Por su parte, el ministro Ernest Urtasun pidió a la Fiscalía que investigara las denuncias de algunos activistas, quienes afirmaron haber sufrido malos tratos durante su detención por autoridades israelíes.
Tras difundirse los videos de Bilbao, el Ministerio de Exteriores de Israel pidió explicaciones al gobierno español por la actuación de la Ertzaintza durante la llegada de los activistas.
Funcionarios israelíes señalaron el incidente como un ejemplo de que los activistas generan conflictos, y utilizaron las imágenes para responder a las críticas que España había dirigido contra Israel por la interceptación de la flotilla.
Este intercambio añadió un nuevo episodio de fricción diplomática entre Madrid y Jerusalén en el contexto del conflicto relacionado con Gaza.
Los activistas formaban parte de la flotilla Global Sumud, una iniciativa civil internacional que buscaba desafiar el bloqueo naval israelí sobre Gaza y entregar ayuda humanitaria al territorio.

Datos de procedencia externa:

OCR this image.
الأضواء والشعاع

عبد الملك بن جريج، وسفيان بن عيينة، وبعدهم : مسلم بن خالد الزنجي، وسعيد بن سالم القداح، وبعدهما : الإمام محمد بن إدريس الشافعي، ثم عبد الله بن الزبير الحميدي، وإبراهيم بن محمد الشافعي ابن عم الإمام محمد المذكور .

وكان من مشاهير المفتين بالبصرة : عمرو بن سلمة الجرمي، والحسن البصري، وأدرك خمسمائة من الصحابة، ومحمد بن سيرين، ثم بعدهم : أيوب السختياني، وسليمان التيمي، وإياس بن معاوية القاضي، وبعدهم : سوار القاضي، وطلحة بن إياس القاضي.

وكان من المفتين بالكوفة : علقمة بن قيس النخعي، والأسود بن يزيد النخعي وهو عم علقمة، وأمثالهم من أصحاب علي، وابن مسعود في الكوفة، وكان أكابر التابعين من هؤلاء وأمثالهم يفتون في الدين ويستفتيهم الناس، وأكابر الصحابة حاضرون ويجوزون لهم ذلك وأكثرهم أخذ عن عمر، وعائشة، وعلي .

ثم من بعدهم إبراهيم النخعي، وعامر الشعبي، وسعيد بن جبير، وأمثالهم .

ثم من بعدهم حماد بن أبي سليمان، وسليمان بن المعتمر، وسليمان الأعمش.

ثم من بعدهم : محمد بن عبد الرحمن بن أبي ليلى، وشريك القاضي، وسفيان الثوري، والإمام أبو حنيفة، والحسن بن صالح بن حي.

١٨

En mayo de 2026, la marina israelí interceptó el convoy en aguas internacionales cerca de Chipre mientras navegaba rumbo a Gaza.
Según informes, la flotilla incluía decenas de embarcaciones y más de 100 activistas. Las fuerzas israelíes abordaron los barcos y detuvieron la misión antes de que pudiera llegar a su destino.
Posteriormente, muchos de los participantes fueron trasladados a Creta, en Grecia, y más tarde deportados a sus países de origen.
Los enfrentamientos en el aeropuerto de Bilbao muestran cómo un conflicto que comenzó en el Mediterráneo oriental terminó repercutiendo en Europa.
Lo que iba a ser una bienvenida a los activistas se transformó en un episodio de tensión política y policial que ahora involucra a autoridades regionales, al gobierno español, a Israel y a organizaciones internacionales.